Date of Award


Document Type


Degree Name

Master of Medicine (MMed)

First Supervisor/Advisor

Joseph Wangira Musana

Second Supervisor/Advisor

Professor Marleen Temmerman

Third Supervisor/Advisor

James Orwa


Obstetrics and Gynaecology (East Africa)


Introduction: Antenatal stress has been linked to maternal morbidity and preterm birth (PTB). One of the pathophysiological processes leading to PTB is thought to be via activation of the hypothalamus-pituitary-adrenal axis resulting in cortisol production. Hair cortisol has recently been shown to be a stress marker in the pregnant and non-pregnant population. Some determinants of hair cortisol have also been studied but more research is needed in this area, especially in pregnancy. Understanding the risk factors of antenatal stress may guide institution of preventative or screening measures to reduce the risk of adverse birth outcomes. As the effect of stress may be dependent on an individual’s perception, coping strategies and resources, using a biomarker alone may not reflect the true mental stress perceived by the victim, thereby necessitating psychological measures of stress.

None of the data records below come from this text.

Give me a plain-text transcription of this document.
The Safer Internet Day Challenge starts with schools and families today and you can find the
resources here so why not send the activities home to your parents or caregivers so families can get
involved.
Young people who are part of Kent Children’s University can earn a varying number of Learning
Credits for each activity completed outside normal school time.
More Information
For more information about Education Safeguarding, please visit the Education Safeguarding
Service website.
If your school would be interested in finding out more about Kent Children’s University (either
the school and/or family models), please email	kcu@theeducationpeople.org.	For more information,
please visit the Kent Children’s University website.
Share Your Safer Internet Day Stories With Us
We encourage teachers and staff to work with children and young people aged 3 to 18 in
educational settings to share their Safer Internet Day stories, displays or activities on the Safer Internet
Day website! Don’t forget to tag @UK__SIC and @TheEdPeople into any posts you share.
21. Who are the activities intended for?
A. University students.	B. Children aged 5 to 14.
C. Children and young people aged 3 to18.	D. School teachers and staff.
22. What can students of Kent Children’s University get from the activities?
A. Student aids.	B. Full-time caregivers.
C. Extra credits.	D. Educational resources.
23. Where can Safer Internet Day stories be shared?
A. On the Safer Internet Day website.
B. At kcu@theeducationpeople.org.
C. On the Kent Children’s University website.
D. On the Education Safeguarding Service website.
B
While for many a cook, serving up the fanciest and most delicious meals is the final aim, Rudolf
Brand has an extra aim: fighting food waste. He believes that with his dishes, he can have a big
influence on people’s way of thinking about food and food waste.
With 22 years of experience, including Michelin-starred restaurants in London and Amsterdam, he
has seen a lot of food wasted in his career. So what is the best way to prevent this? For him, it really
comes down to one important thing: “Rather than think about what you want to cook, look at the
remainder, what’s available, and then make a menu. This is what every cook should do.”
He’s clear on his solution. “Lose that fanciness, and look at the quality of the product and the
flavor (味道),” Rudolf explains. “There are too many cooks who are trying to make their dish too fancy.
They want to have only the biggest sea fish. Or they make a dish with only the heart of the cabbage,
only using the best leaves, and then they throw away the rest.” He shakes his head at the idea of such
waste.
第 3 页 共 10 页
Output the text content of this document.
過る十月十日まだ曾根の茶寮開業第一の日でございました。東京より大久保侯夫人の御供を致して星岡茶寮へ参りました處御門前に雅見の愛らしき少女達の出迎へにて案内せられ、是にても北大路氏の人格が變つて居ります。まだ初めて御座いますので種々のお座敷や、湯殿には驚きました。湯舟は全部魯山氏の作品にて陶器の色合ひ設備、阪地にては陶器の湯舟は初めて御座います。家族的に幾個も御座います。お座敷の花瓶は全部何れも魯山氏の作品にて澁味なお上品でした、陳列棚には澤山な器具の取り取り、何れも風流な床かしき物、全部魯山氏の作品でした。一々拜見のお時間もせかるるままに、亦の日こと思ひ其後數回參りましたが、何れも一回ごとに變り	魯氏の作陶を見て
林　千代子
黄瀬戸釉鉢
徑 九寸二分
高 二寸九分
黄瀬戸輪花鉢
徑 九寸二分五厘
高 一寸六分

Objectives: To determine the effect of selected maternal sociodemographic factors on psychological and biological stress levels in pregnancy

Methods: A retrospective analysis of data collected from a hundred and fifty pregnant women attending the antenatal care services at Migori County Hospital for another study. They all completed a sociodemographic and clinical questionnaire, the Cohen’s Perceived Stress Scale (PSS) and gave a sample of hair for analysis. The association between predictors (age, parity, marital status, maternal education, household income, polygyny, and intimate partner violence) and outcomes (hair cortisol, hair cortisone and PSS score) was examined using bivariate and multivariate models

Results: Negative association between perceived stress scores and household income (β = -2.40, p = 0.016, 95% CI = -4.36 to -0.45). Positive association of ratio of hair cortisone to cortisol with Adolescent age group (β = 0.64, p = 0.031, 95% CI = 0.06 to 1.22), and Cohabitation (β = -1.21, p = 0.009, 95% CI = -2.11 to -0.31). No association between any of the other predictors and outcomes

Conclusion: Low income may be a risk factor for increased stress. Exploring this in pre-conception and antenatal care facilities may guide appropriate psychological support to at-risk mothers. The influence of some sociodemographic factors on stress measures should be considered when evaluating other desired variables in relation to stress

Recommendation: Further studies on stress measures in pregnant adolescent mothers could yield a biological explanation of stress vulnerability in adolescent mothers hence special interventions for this group. Research is required in Sub-Saharan Africa to determine use of hair cortisol and cortisone as biomarkers of chronic stress and presence of resilience factors.